Monday, October 24, 2011

Lessons From New Orleans

STOP THE PRESSES!  Check out this editorial in tomorrow's NY Times – it doesn't get any better than this!

 

October 15, 2011

www.nytimes.com/2011/10/16/opinion/sunday/lessons-from-new-orleans.html

Lessons From New Orleans

Before Hurricane Katrina, more than 60 percent of children in New Orleans attended a failing school. Now, only about 18 percent do.

Five years ago, less than a quarter of the children in a special district set up by the state to manage the lowest performing schools scored at or above the "basic" level on state tests. Now, nearly half  do.

Education Secretary Arne Duncan says the progress made by New Orleans's school reform effort in the six years since Hurricane Katrina has been "stunning." And there are many reasons for optimism about a system that is overwhelmingly made up of poor and minority students — just the sort of place where optimism is in short supply.
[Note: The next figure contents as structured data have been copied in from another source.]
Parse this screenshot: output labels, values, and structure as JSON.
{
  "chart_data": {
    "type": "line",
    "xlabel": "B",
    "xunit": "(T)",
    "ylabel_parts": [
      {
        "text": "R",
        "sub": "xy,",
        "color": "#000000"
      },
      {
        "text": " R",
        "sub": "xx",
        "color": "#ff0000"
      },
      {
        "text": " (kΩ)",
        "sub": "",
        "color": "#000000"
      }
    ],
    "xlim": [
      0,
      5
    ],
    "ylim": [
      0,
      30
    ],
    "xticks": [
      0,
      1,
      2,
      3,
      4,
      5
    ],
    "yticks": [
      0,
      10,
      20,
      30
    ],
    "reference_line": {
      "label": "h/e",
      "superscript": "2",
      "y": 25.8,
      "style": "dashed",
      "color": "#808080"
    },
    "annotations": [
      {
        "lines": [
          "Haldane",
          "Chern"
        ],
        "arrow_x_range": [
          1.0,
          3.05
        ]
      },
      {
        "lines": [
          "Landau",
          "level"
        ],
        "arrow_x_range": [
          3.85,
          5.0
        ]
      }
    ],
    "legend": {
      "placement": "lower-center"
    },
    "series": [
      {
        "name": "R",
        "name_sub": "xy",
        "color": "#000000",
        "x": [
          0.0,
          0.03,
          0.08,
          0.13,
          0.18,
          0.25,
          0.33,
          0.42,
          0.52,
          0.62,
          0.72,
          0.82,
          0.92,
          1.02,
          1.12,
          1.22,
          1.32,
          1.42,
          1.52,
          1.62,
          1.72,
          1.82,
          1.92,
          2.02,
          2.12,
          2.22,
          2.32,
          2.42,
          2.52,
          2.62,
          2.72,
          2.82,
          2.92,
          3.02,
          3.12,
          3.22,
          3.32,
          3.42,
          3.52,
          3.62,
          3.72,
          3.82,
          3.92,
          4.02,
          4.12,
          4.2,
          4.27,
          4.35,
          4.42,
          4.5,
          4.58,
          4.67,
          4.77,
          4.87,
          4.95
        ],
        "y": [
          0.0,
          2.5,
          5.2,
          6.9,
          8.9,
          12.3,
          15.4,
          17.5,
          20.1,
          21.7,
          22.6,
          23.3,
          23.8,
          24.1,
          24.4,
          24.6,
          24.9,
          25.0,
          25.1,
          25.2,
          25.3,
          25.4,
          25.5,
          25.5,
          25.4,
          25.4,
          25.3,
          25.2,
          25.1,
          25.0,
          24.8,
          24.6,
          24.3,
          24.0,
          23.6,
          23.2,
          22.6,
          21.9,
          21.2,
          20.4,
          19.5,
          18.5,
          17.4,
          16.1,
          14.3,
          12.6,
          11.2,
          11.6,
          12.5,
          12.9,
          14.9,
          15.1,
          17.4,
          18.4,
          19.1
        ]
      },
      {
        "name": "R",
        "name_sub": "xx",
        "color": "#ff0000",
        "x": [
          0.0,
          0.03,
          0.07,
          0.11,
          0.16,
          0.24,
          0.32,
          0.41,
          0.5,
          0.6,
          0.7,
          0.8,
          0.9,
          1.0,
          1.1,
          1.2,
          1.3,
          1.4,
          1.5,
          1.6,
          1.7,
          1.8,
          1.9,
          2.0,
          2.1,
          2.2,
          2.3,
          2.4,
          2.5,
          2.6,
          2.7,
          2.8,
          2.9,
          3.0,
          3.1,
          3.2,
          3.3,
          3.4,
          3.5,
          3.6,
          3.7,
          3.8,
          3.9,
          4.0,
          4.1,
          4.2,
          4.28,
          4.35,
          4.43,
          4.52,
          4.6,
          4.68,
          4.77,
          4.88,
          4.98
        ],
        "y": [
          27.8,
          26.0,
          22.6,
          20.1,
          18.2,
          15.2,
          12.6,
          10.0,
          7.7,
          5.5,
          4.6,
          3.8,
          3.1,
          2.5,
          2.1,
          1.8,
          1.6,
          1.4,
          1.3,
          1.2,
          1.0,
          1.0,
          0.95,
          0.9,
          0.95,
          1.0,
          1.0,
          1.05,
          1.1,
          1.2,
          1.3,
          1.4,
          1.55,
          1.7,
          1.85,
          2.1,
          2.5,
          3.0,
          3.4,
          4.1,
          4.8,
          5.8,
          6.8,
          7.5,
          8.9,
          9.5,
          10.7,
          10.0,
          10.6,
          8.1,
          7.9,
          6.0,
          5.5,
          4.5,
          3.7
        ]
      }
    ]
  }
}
There are three important things to consider about the New Orleans experience: Many of the structural changes occurred because the hurricane essentially destroyed the old system, allowing the city to begin fresh. Charter schools, while a foundation of the system now, did not by themselves improve achievement. And finally, New Orleans has done the hard work of changing the school culture while embracing new instructional methods.

The city has put in place a system for steadily ratcheting up school performance requirements. It has also been helped by state education reforms passed in recent years. Louisiana, which has historically ranked near the bottom nationally in student performance, mandated teacher evaluations that take student achievement into account. It also created an innovative system that evaluates teacher preparation programs based on how their graduates go on to improve students' work in important areas, including reading, math and science.
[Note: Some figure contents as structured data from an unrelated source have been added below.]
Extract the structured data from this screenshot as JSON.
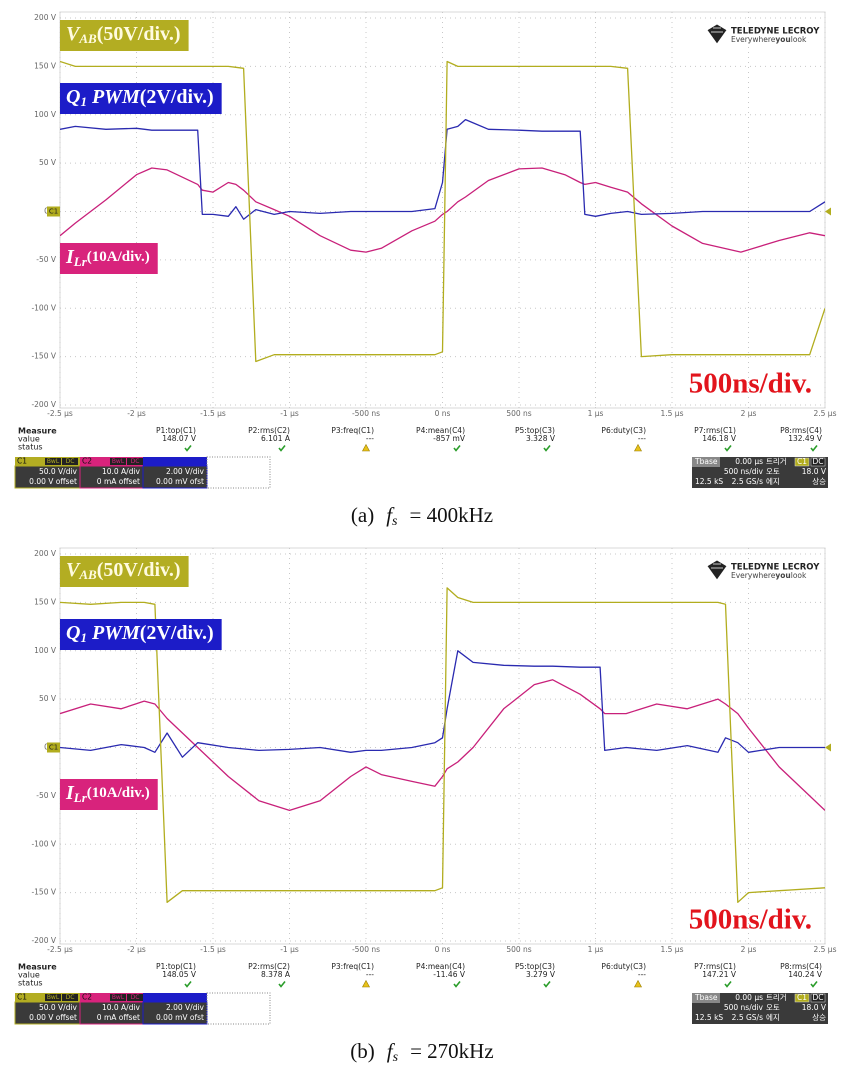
{
  "chart_data": [
    {
      "type": "line",
      "xlim": [
        -2.5,
        2.5
      ],
      "ylim": [
        -200,
        200
      ],
      "xticks": [
        {
          "value": -2.5,
          "label": "-2.5 µs"
        },
        {
          "value": -2,
          "label": "-2 µs"
        },
        {
          "value": -1.5,
          "label": "-1.5 µs"
        },
        {
          "value": -1,
          "label": "-1 µs"
        },
        {
          "value": -0.5,
          "label": "-500 ns"
        },
        {
          "value": 0,
          "label": "0 ns"
        },
        {
          "value": 0.5,
          "label": "500 ns"
        },
        {
          "value": 1,
          "label": "1 µs"
        },
        {
          "value": 1.5,
          "label": "1.5 µs"
        },
        {
          "value": 2,
          "label": "2 µs"
        },
        {
          "value": 2.5,
          "label": "2.5 µs"
        }
      ],
      "yticks": [
        {
          "value": 200,
          "label": "200 V"
        },
        {
          "value": 150,
          "label": "150 V"
        },
        {
          "value": 100,
          "label": "100 V"
        },
        {
          "value": 50,
          "label": "50 V"
        },
        {
          "value": 0,
          "label": "0.0"
        },
        {
          "value": -50,
          "label": "-50 V"
        },
        {
          "value": -100,
          "label": "-100 V"
        },
        {
          "value": -150,
          "label": "-150 V"
        },
        {
          "value": -200,
          "label": "-200 V"
        }
      ],
      "grid": true,
      "x": [
        -2.5,
        -2.4,
        -2.2,
        -2.0,
        -1.9,
        -1.8,
        -1.6,
        -1.57,
        -1.5,
        -1.4,
        -1.35,
        -1.3,
        -1.22,
        -1.1,
        -1.0,
        -0.8,
        -0.6,
        -0.5,
        -0.4,
        -0.2,
        -0.05,
        0,
        0.03,
        0.1,
        0.15,
        0.3,
        0.5,
        0.65,
        0.8,
        0.9,
        0.93,
        1.0,
        1.1,
        1.21,
        1.3,
        1.5,
        1.7,
        1.95,
        2.2,
        2.4,
        2.5
      ],
      "series": [
        {
          "name": [
            {
              "text": "V",
              "style": "italic"
            },
            {
              "text": "AB",
              "style": "sub"
            },
            {
              "text": "(50V/div.)",
              "style": "normal"
            }
          ],
          "color": "#b2ad1e",
          "label_bg": "#b3ad22",
          "label_color": "#fffbe0",
          "values": [
            155,
            150,
            150,
            150,
            150,
            150,
            150,
            150,
            150,
            150,
            149,
            148,
            -155,
            -148,
            -148,
            -148,
            -148,
            -148,
            -148,
            -148,
            -148,
            -145,
            155,
            150,
            150,
            150,
            150,
            150,
            150,
            150,
            150,
            150,
            150,
            148,
            -150,
            -148,
            -148,
            -148,
            -148,
            -148,
            -100
          ]
        },
        {
          "name": [
            {
              "text": "Q",
              "style": "italic"
            },
            {
              "text": "1",
              "style": "sub"
            },
            {
              "text": " PWM",
              "style": "italic"
            },
            {
              "text": "(2V/div.)",
              "style": "normal"
            }
          ],
          "color": "#2a2ab0",
          "label_bg": "#1c1cc8",
          "label_color": "#ffffff",
          "values": [
            85,
            88,
            85,
            86,
            84,
            84,
            84,
            -3,
            -3,
            -5,
            5,
            -8,
            2,
            -3,
            0,
            -2,
            0,
            0,
            0,
            0,
            3,
            30,
            85,
            88,
            95,
            85,
            84,
            83,
            83,
            83,
            -3,
            -5,
            -2,
            0,
            -3,
            -2,
            0,
            0,
            0,
            0,
            10
          ]
        },
        {
          "name": [
            {
              "text": "I",
              "style": "italic"
            },
            {
              "text": "Lr",
              "style": "sub"
            },
            {
              "text": "(10A/div.)",
              "style": "small"
            }
          ],
          "color": "#c8207a",
          "label_bg": "#d8237c",
          "label_color": "#ffffff",
          "values": [
            -25,
            -12,
            12,
            38,
            45,
            43,
            28,
            22,
            20,
            30,
            28,
            22,
            10,
            2,
            -5,
            -25,
            -40,
            -42,
            -38,
            -20,
            -10,
            -3,
            0,
            10,
            15,
            32,
            44,
            45,
            38,
            30,
            28,
            30,
            25,
            20,
            8,
            -15,
            -33,
            -42,
            -30,
            -22,
            -25
          ]
        }
      ],
      "channel_marker": "C1",
      "annotation": "500ns/div.",
      "logo": {
        "brand": "TELEDYNE LECROY",
        "tagline": [
          "Everywhere",
          "you",
          "look"
        ]
      },
      "measurements": {
        "title": "Measure",
        "row_labels": [
          "value",
          "status"
        ],
        "headers": [
          "P1:top(C1)",
          "P2:rms(C2)",
          "P3:freq(C1)",
          "P4:mean(C4)",
          "P5:top(C3)",
          "P6:duty(C3)",
          "P7:rms(C1)",
          "P8:rms(C4)"
        ],
        "values": [
          "148.07 V",
          "6.101 A",
          "---",
          "-857 mV",
          "3.328 V",
          "---",
          "146.18 V",
          "132.49 V"
        ],
        "status": [
          "ok",
          "ok",
          "warn",
          "ok",
          "ok",
          "warn",
          "ok",
          "ok"
        ]
      },
      "channels": [
        {
          "name": "C1",
          "tags": [
            "BwL",
            "DC"
          ],
          "color": "#b3ad22",
          "lines": [
            "50.0 V/div",
            "0.00 V offset"
          ]
        },
        {
          "name": "C2",
          "tags": [
            "BwL",
            "DC"
          ],
          "color": "#d8237c",
          "lines": [
            "10.0 A/div",
            "0 mA offset"
          ]
        },
        {
          "tags": [],
          "color": "#1c1cc8",
          "lines": [
            "2.00 V/div",
            "0.00 mV ofst"
          ]
        }
      ],
      "timebase": [
        [
          "Tbase",
          "0.00 µs",
          "트리거",
          "C1",
          "DC"
        ],
        [
          "500 ns/div",
          "오토",
          "18.0 V"
        ],
        [
          "12.5 kS",
          "2.5 GS/s",
          "에지",
          "상승"
        ]
      ],
      "caption": {
        "label": "(a)",
        "symbol": "f",
        "subscript": "s",
        "text": "=  400kHz"
      }
    },
    {
      "type": "line",
      "xlim": [
        -2.5,
        2.5
      ],
      "ylim": [
        -200,
        200
      ],
      "xticks": [
        {
          "value": -2.5,
          "label": "-2.5 µs"
        },
        {
          "value": -2,
          "label": "-2 µs"
        },
        {
          "value": -1.5,
          "label": "-1.5 µs"
        },
        {
          "value": -1,
          "label": "-1 µs"
        },
        {
          "value": -0.5,
          "label": "-500 ns"
        },
        {
          "value": 0,
          "label": "0 ns"
        },
        {
          "value": 0.5,
          "label": "500 ns"
        },
        {
          "value": 1,
          "label": "1 µs"
        },
        {
          "value": 1.5,
          "label": "1.5 µs"
        },
        {
          "value": 2,
          "label": "2 µs"
        },
        {
          "value": 2.5,
          "label": "2.5 µs"
        }
      ],
      "yticks": [
        {
          "value": 200,
          "label": "200 V"
        },
        {
          "value": 150,
          "label": "150 V"
        },
        {
          "value": 100,
          "label": "100 V"
        },
        {
          "value": 50,
          "label": "50 V"
        },
        {
          "value": 0,
          "label": "0.0"
        },
        {
          "value": -50,
          "label": "-50 V"
        },
        {
          "value": -100,
          "label": "-100 V"
        },
        {
          "value": -150,
          "label": "-150 V"
        },
        {
          "value": -200,
          "label": "-200 V"
        }
      ],
      "grid": true,
      "x": [
        -2.5,
        -2.3,
        -2.1,
        -1.95,
        -1.88,
        -1.8,
        -1.7,
        -1.6,
        -1.4,
        -1.2,
        -1.0,
        -0.8,
        -0.6,
        -0.5,
        -0.4,
        -0.2,
        -0.05,
        0,
        0.03,
        0.1,
        0.2,
        0.4,
        0.6,
        0.72,
        0.9,
        1.03,
        1.06,
        1.2,
        1.4,
        1.6,
        1.8,
        1.85,
        1.93,
        2.0,
        2.2,
        2.5
      ],
      "series": [
        {
          "name": [
            {
              "text": "V",
              "style": "italic"
            },
            {
              "text": "AB",
              "style": "sub"
            },
            {
              "text": "(50V/div.)",
              "style": "normal"
            }
          ],
          "color": "#b2ad1e",
          "label_bg": "#b3ad22",
          "label_color": "#fffbe0",
          "values": [
            150,
            148,
            150,
            150,
            148,
            -160,
            -148,
            -148,
            -148,
            -148,
            -148,
            -148,
            -148,
            -148,
            -148,
            -148,
            -148,
            -145,
            165,
            155,
            150,
            150,
            150,
            150,
            150,
            150,
            150,
            150,
            150,
            150,
            150,
            148,
            -160,
            -150,
            -148,
            -145
          ]
        },
        {
          "name": [
            {
              "text": "Q",
              "style": "italic"
            },
            {
              "text": "1",
              "style": "sub"
            },
            {
              "text": " PWM",
              "style": "italic"
            },
            {
              "text": "(2V/div.)",
              "style": "normal"
            }
          ],
          "color": "#2a2ab0",
          "label_bg": "#1c1cc8",
          "label_color": "#ffffff",
          "values": [
            0,
            -3,
            3,
            0,
            -5,
            15,
            -10,
            5,
            0,
            -3,
            -2,
            0,
            -5,
            -3,
            -3,
            0,
            5,
            10,
            40,
            100,
            88,
            85,
            84,
            84,
            83,
            83,
            -3,
            0,
            -3,
            2,
            -5,
            10,
            5,
            -5,
            0,
            0
          ]
        },
        {
          "name": [
            {
              "text": "I",
              "style": "italic"
            },
            {
              "text": "Lr",
              "style": "sub"
            },
            {
              "text": "(10A/div.)",
              "style": "small"
            }
          ],
          "color": "#c8207a",
          "label_bg": "#d8237c",
          "label_color": "#ffffff",
          "values": [
            35,
            45,
            40,
            48,
            45,
            30,
            15,
            0,
            -30,
            -55,
            -65,
            -55,
            -30,
            -20,
            -28,
            -35,
            -40,
            -30,
            -22,
            -15,
            0,
            40,
            65,
            70,
            55,
            40,
            35,
            35,
            45,
            40,
            50,
            45,
            35,
            20,
            -20,
            -65
          ]
        }
      ],
      "channel_marker": "C1",
      "annotation": "500ns/div.",
      "logo": {
        "brand": "TELEDYNE LECROY",
        "tagline": [
          "Everywhere",
          "you",
          "look"
        ]
      },
      "measurements": {
        "title": "Measure",
        "row_labels": [
          "value",
          "status"
        ],
        "headers": [
          "P1:top(C1)",
          "P2:rms(C2)",
          "P3:freq(C1)",
          "P4:mean(C4)",
          "P5:top(C3)",
          "P6:duty(C3)",
          "P7:rms(C1)",
          "P8:rms(C4)"
        ],
        "values": [
          "148.05 V",
          "8.378 A",
          "---",
          "-11.46 V",
          "3.279 V",
          "---",
          "147.21 V",
          "140.24 V"
        ],
        "status": [
          "ok",
          "ok",
          "warn",
          "ok",
          "ok",
          "warn",
          "ok",
          "ok"
        ]
      },
      "channels": [
        {
          "name": "C1",
          "tags": [
            "BwL",
            "DC"
          ],
          "color": "#b3ad22",
          "lines": [
            "50.0 V/div",
            "0.00 V offset"
          ]
        },
        {
          "name": "C2",
          "tags": [
            "BwL",
            "DC"
          ],
          "color": "#d8237c",
          "lines": [
            "10.0 A/div",
            "0 mA offset"
          ]
        },
        {
          "tags": [],
          "color": "#1c1cc8",
          "lines": [
            "2.00 V/div",
            "0.00 mV ofst"
          ]
        }
      ],
      "timebase": [
        [
          "Tbase",
          "0.00 µs",
          "트리거",
          "C1",
          "DC"
        ],
        [
          "500 ns/div",
          "오토",
          "18.0 V"
        ],
        [
          "12.5 kS",
          "2.5 GS/s",
          "에지",
          "상승"
        ]
      ],
      "caption": {
        "label": "(b)",
        "symbol": "f",
        "subscript": "s",
        "text": "=  270kHz"
      }
    }
  ]
}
By the time of the storm, the state and the city were fully intent on strengthening the teaching corps. With its schools empty, New Orleans took the extraordinary step of laying off the entire teaching force, requiring basic skills tests for those who wished to return to their jobs. By some estimates, only about 20 percent of the original force returned to work.

Meanwhile, schools that had been failing for years came under the control of the Recovery School District, a state entity that opted out of collective bargaining agreements with teachers' unions. The district, which now oversees an overwhelming majority of the city's schools, streamlined the central bureaucracy, and pushed money and policy authority down to the school building level. It also recruited new talent from around the country, making New Orleans a magnet for young school leaders.

Three-quarters of the city's schools are charter schools, which are given broad latitude to attack educational problems as long as they meet rigorous state improvement criteria. Nationally, charter schools — which are publicly financed — are often accused of siphoning off scarce resources and taking the best students from traditional schools. That is less of an issue in New Orleans, where most schools are charters with open enrollment, and where school officials are monitoring to make sure schools stay open to all comers.

Charters around the country are often no better than traditional schools, and are frequently worse. In New Orleans, they appear to be better on average than charters elsewhere. They generally have a longer school day and a longer school year than most schools. They spend a great deal of time teaching study and time management skills, and plan each student's development. None of these attributes are particular to charters, but they have helped turn the schools around.

New Orleans still has a long way to go to become a uniformly good school system. But by bringing in fresh ideas and strong instructional methods, it is showing that even a system with a long history of failure can improve.